Güldüm. Elimi yanağına götürüp okşarken derin bir iç çektim. Yanağındaki avcumu öptü. "Bunu evet seninle evlenirim olarak kabul ediyorum."

Başımı salladım geçiştirircesine. Yani çok abartılı bir teklife gerek yoktu ama yine de bir teklif isterdim. Bakışlarım pencereye kaydı. "Saat kaç?"

"On bire geliyor."

Gözlerim irice açıldı. "O kadar uyudum mu ya?"

Belimdeki kolunu sıklaştırıp beni iyice kendine çekti. Elim omzuna tutunurken burunlarımız birbirine sürttü.

"Tabi.." dedi bakışları dudaklarıma düşerken. "Tüm gece uyumadıysan demek."

Nefeslerim sıklaşırken "Uyudum ki ben.." diye mırıldandım. Gülümsedi. Aralık dudaklarıma ufak bir öpücük bıraktı. Gözlerim ihtiyaçla kapanırken "Hıhı.." diye mırıldandı. Fark etmeyeceğini düşünmek aptallıktı zaten. Ama madem fark etmişti neden bana belli etmemişti o kadar saat.

Bakışlarım dudaklarına kayarken yutkundum. Bir erkekten bu şekilde etkileneceğimi tahmin etmezdim.

Alnımı alnına yaslayıp gözlerimi kapattım. Omzundaki elim boynuna kaydı. "Beha.."

Fısıltılı sesimle aynı şekilde karşılık verdi. "Mahur.."

Dudaklarımız birbirine değecekken çalan telefonla durdum. Beha'nın telefonu çalıyordu ama onun pek umrunda değildi. Benim aksime hiç durmadan dudaklarıma kapandı.

Dudaklarım gerilirken yanağını okşadım. Hafif geri çekildim. "Beha telefonun çalıyor."

Alt dudağımı sertçe emdi. "Çalsın boşver" Tekrar bana yaklaşırken başımı geriye çektim.

"Bu saatte kim arıyor? Belki önemli bir şeydir bak."

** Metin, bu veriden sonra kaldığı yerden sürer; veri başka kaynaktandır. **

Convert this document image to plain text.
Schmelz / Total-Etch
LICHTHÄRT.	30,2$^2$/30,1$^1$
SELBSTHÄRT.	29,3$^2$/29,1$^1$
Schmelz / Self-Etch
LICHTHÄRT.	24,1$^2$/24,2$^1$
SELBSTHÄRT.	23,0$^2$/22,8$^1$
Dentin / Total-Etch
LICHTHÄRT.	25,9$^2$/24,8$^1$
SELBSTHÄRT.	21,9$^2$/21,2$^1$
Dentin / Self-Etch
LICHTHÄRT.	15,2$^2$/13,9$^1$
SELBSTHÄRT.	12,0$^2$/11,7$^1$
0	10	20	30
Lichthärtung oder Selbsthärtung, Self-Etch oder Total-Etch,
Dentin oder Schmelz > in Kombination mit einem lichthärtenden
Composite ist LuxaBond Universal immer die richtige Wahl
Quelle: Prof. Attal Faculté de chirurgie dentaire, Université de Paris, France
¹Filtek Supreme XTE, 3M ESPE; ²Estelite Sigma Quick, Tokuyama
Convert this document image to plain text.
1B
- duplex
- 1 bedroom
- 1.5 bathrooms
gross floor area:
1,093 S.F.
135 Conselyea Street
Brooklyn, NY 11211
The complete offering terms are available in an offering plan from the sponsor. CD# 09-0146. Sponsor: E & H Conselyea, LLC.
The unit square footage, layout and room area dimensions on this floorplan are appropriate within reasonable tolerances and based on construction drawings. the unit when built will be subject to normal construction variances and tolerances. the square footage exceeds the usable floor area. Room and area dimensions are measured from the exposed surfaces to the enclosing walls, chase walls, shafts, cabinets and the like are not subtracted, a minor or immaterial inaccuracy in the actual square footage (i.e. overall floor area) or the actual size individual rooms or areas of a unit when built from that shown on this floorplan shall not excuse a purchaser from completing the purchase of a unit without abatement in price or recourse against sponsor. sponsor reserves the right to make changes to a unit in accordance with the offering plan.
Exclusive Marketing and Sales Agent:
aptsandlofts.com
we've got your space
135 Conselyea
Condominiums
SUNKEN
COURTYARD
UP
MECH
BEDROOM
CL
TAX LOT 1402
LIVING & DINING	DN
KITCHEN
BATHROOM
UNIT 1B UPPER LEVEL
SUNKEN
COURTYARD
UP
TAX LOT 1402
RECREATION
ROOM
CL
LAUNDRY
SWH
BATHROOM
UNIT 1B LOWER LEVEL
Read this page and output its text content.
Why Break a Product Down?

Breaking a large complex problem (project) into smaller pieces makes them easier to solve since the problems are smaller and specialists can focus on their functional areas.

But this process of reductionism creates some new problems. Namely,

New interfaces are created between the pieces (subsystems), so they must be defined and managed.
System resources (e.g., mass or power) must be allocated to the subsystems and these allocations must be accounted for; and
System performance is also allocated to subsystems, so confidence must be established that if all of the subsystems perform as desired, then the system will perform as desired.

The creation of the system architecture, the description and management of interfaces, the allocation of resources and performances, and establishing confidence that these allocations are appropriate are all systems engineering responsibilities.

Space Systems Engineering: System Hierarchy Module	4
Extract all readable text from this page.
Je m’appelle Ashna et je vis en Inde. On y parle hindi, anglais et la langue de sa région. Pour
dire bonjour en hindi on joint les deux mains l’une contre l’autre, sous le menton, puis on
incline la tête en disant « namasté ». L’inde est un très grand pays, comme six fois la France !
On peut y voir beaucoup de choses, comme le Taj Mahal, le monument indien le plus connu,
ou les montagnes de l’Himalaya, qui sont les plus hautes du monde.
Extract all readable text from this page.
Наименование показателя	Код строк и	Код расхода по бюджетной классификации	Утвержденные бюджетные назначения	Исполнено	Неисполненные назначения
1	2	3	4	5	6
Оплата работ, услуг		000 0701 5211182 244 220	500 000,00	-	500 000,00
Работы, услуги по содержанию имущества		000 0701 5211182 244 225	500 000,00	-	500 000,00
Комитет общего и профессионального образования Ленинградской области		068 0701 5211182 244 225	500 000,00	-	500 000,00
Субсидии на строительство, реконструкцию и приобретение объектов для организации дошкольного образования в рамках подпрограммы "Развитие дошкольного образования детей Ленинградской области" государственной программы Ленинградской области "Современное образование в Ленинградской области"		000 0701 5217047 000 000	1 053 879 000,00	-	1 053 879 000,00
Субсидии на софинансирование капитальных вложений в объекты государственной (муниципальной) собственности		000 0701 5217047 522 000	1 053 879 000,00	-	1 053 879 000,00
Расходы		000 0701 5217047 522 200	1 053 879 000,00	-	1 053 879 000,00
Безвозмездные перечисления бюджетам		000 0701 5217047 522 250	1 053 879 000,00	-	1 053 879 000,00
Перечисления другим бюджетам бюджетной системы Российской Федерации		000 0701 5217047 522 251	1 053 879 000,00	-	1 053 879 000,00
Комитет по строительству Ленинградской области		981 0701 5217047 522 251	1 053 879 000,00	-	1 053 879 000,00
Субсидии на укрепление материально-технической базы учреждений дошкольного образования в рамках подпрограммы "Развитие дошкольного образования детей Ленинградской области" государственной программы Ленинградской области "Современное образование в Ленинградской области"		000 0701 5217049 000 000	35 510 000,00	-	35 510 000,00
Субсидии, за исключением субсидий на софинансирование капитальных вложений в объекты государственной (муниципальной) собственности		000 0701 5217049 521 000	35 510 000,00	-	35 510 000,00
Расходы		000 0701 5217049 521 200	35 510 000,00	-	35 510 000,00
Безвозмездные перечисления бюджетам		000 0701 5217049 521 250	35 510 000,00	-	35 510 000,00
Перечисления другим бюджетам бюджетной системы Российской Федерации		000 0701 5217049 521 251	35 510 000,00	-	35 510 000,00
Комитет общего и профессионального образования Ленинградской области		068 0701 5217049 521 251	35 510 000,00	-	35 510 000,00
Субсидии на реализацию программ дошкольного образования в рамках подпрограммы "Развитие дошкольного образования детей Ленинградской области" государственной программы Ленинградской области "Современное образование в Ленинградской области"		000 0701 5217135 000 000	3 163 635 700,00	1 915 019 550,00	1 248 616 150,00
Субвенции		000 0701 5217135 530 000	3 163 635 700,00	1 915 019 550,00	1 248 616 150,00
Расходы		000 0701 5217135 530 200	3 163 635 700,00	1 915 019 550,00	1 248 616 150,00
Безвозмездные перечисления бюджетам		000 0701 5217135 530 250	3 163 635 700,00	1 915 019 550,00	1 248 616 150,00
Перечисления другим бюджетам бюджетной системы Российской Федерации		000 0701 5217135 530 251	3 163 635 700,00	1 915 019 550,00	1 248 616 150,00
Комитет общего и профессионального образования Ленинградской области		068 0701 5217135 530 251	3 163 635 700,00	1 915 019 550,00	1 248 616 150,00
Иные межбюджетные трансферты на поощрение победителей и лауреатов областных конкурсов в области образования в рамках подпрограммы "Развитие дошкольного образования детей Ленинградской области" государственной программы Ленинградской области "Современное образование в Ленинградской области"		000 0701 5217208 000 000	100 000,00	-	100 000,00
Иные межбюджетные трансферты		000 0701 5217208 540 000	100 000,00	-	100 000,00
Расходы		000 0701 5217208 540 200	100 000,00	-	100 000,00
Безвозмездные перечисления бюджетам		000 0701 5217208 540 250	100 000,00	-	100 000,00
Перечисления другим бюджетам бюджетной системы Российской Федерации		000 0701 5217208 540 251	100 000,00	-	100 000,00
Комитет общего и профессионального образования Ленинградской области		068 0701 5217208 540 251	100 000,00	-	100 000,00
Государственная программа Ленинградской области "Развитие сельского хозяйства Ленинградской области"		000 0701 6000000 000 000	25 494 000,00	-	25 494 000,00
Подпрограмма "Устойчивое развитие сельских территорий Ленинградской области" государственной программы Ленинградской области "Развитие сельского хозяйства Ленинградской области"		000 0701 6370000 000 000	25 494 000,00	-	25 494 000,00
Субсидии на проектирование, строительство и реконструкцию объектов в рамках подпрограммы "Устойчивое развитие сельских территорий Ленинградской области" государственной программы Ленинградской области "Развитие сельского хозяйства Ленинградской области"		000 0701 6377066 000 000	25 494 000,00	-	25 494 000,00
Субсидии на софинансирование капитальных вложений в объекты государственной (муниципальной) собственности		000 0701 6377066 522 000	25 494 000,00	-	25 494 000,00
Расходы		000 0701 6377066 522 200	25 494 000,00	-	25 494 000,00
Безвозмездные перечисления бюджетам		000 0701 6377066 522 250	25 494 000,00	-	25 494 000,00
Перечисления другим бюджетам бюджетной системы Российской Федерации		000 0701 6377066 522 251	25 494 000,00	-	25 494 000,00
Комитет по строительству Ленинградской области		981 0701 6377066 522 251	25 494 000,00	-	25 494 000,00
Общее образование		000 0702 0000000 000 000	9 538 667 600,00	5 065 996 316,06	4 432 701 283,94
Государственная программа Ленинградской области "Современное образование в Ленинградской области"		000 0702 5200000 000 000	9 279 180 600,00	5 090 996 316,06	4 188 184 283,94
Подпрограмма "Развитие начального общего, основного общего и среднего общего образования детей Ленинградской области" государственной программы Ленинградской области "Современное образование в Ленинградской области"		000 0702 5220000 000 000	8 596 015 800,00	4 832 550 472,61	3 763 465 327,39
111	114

Oflarken ellerini belimden çekip doğruldu. Ayağa kalkıp cebinden telefonunu çıkarırken bende yerimde doğruldum. Beha telefonu açarken salondan çıktım.

Banyoya girip elimi yüzümü yıkadım. Tekrar salona döndüğümde Beha koltuğa oturmuş hâlâ telefonla konuşuyordu.

Eliyle yanına vurup beni çağırırken dediğini yaptım. Beni kolunun altına alırken dudaklarını şakağıma bastırıp çekti.